Tyler Durden's Photo
by Tyler Durden
Monday, Jun 17, 2024 - 12:25 AM

Sunday's major Ukraine peace conference in Switzerland, where some 100 countries were represented, has rejected the conditions named by Russia's Vladimir Putin for immediately ending the war.

A final document produced by the summit, which 78 of the countries signed off on, asserted that the basis of any future Ukraine-Russia peace deal to end the war must preserve the "territory integrity" of Ukraine.

Via AFP

Referencing the UN charter, the document lays out that "respect for territorial integrity and sovereignty … can and will serve as a basis for achieving a comprehensive, just and lasting peace in Ukraine."

"We believe that reaching peace requires the involvement of and dialogue between all parties," it additionally said.

While the vast majority of countries agreed to the document, the representatives of India, Mexico, Saudi Arabia, South Africa, Thailand and the United Arab Emirates did not sign it, according to The Associated Press.

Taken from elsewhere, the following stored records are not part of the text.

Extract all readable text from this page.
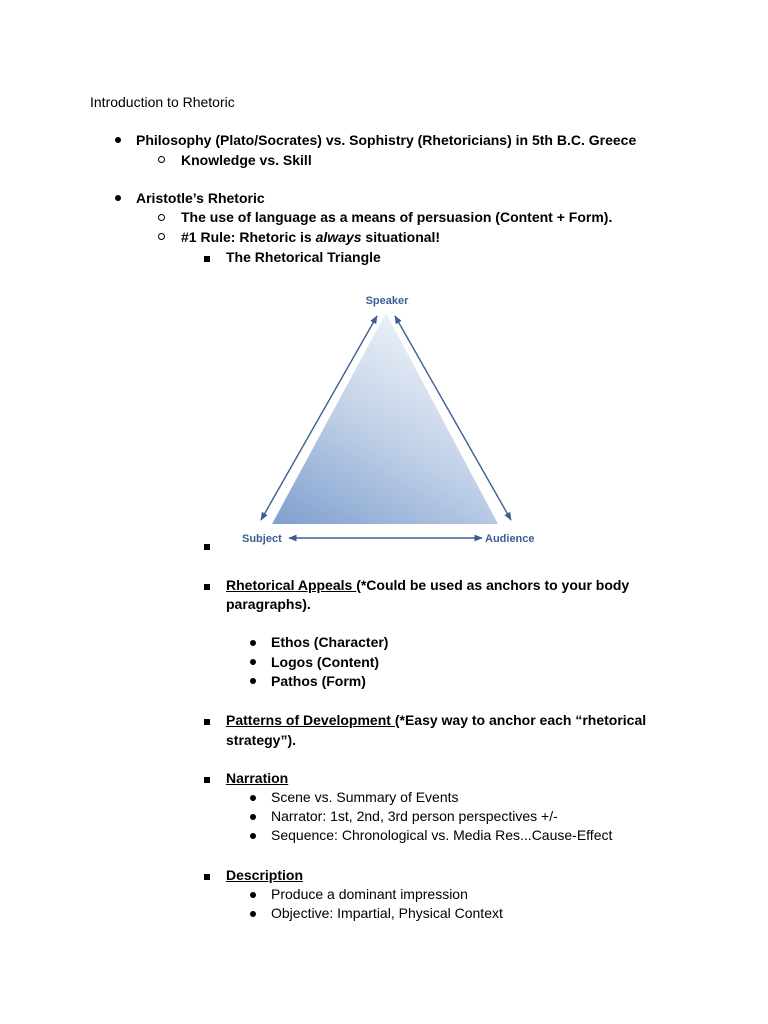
Introduction to Rhetoric
Philosophy (Plato/Socrates) vs. Sophistry (Rhetoricians) in 5th B.C. Greece
Knowledge vs. Skill
Aristotle’s Rhetoric
The use of language as a means of persuasion (Content + Form).
#1 Rule: Rhetoric is always situational!
The Rhetorical Triangle
Speaker
Subject	Audience
Rhetorical Appeals (*Could be used as anchors to your body
paragraphs).
Ethos (Character)
Logos (Content)
Pathos (Form)
Patterns of Development (*Easy way to anchor each “rhetorical
strategy”).
Narration
Scene vs. Summary of Events
Narrator: 1st, 2nd, 3rd person perspectives +/-
Sequence: Chronological vs. Media Res...Cause-Effect
Description
Produce a dominant impression
Objective: Impartial, Physical Context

European Commission President Ursula von der Leyen addressed the conditions for peace that Putin spelled out at the end of last week, saying:

"It was not a peace negotiation because Putin is not serious about ending the war. He is insisting on capitulation. He is insisting on ceding Ukrainian territory -- even territory that today is not occupied by him," she said.

"He is insisting on disarming Ukraine, leaving it vulnerable to future aggression. No country would ever accept these outrageous terms."

She was referencing his Friday televised address wherein the Russian leader said, "Ukrainian troops must be completely withdrawn from the Donetsk People's Republic, the Luhansk People's Republic, Kherson and Zaporizhzhia regions." Putin also stipulated a second main condition for ending the war: Ukraine must reject ambitions to join the NATO alliance

"As soon as Kyiv says it is ready to do this and begins really withdrawing troops and officially renounces plans to join NATO, we will immediately — literally that very minute — cease-fire and begin talks," Putin said in the talk given to a gathering of his foreign ministry officials. But leaders gathered in Switzerland over the weekend, including Italy's PM Giorgia Meloni, rejected Putin's overture as but "propaganda".

Both Russia and China have suggested that the two-day peace conference being held in Burgenstock is futile without Russia's presence and participation, and is ultimately but a PR stunt.

Meanwhile an interesting and awkward moment last week at the G7 summit in Italy...

But Ukrainian President Volodymyr Zelensky hailed the outcome of the summit on Sunday. He said, "We'll prove to everyone in the world that the UN Charter can be restored to full effectiveness." He said of countries which have yet to sign on to the final document may still do so as it is 'open'... "Even countries that are now thinking to join it have consultations ongoing in their respective countries," Zelensky announced.

Given that G7 leaders have also this weekend agreed to more long term funding for Ukraine, to the tune of $50 billion and while using some $280 billion in frozen Russian assets to do it, the prospect of legitimate peace negotiations now seem as far away as ever.